J’avais livré les journaux frais et remarqué quelque chose d’étrange dans la cour de la vieille dame solitaire

Je livrais les journaux chaque matin depuis trois ans. Tout se déroulait comme toujours : sept maisons, des clôtures vieillies, des chats somnolents sur les toits et l’odeur du café s’échappant des fenêtres ouvertes.

Mais cette petite maison au bout du chemin se distinguait des autres. Petite, bancale, la peinture écaillée. Une vieille femme y vivait — Agathe, silencieuse, toujours coiffée d’un foulard, le regard fuyant.

Ce matin-là, le brouillard était si épais qu’on distinguait à peine les arbres. En approchant de sa cour, j’ai remarqué que la porte du hangar était entrouverte. Étrange.

Agathe fermait toujours tout à double tour. J’ai déposé le journal sur le perron, mais un bruit à l’intérieur m’a figé : un grincement, comme si quelqu’un déplaçait lentement des meubles.

J’ai frappé. Une fois. Deux fois. Aucun son. Seul le craquement du plancher. Une inquiétude irrationnelle m’a poussé à appuyer sur la poignée.

La porte s’est ouverte sans résistance. L’air à l’intérieur sentait le vieux bois, la poussière… et quelque chose d’autre, métallique, écœurant.

— Grand-mère Agathe ? ai-je appelé.

Un léger coup s’est fait entendre plus loin. J’ai avancé dans le couloir étroit, les murs tapissés de photos jaunies :

Agathe, un homme en uniforme, des enfants que je n’avais jamais vus. Pourtant, tout le monde savait qu’elle vivait seule depuis des décennies.

En entrant dans la cuisine, mon cœur s’est accéléré. Une assiette de soupe froide trônait sur la table, une cuillère renversée à côté.

À côté, un exemplaire du journal d’hier — celui que j’avais livré. À la une : “Trois corps retrouvés — les disparus identifiés”. En dessous, la photo de l’homme en uniforme.

Le bruit s’est répété, derrière moi cette fois. Je me suis retourné. Agathe se tenait dans l’encadrement de la porte. Son visage gris, figé, ses yeux noirs. Dans sa main, une vieille poupée sans yeux.

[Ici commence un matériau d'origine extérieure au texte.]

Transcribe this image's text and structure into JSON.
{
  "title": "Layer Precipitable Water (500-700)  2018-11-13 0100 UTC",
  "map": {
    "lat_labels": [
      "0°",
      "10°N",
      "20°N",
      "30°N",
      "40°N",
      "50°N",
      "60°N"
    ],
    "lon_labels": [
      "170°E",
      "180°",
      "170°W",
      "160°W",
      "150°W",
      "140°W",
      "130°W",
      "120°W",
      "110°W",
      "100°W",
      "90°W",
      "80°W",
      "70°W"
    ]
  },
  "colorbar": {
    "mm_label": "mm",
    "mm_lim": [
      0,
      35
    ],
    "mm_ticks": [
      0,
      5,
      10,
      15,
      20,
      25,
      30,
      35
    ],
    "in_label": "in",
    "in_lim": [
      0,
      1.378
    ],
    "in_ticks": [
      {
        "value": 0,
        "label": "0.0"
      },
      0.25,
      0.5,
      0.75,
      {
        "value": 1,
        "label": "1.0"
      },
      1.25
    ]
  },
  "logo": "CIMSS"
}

— Toi aussi… tu viens pour eux ? a-t-elle murmuré.

Derrière elle, l’ombre d’un homme s’est étirée le long du mur. L’air s’est glacé. J’ai couru dehors. En me retournant une dernière fois, j’ai vu Agathe immobile, tandis que l’ombre, derrière elle, bougeait encore.

Depuis ce jour, je n’ai plus jamais livré de journaux à cette adresse. Pourtant, chaque matin, en passant devant, je distingue une silhouette à la fenêtre… qui me salue lentement.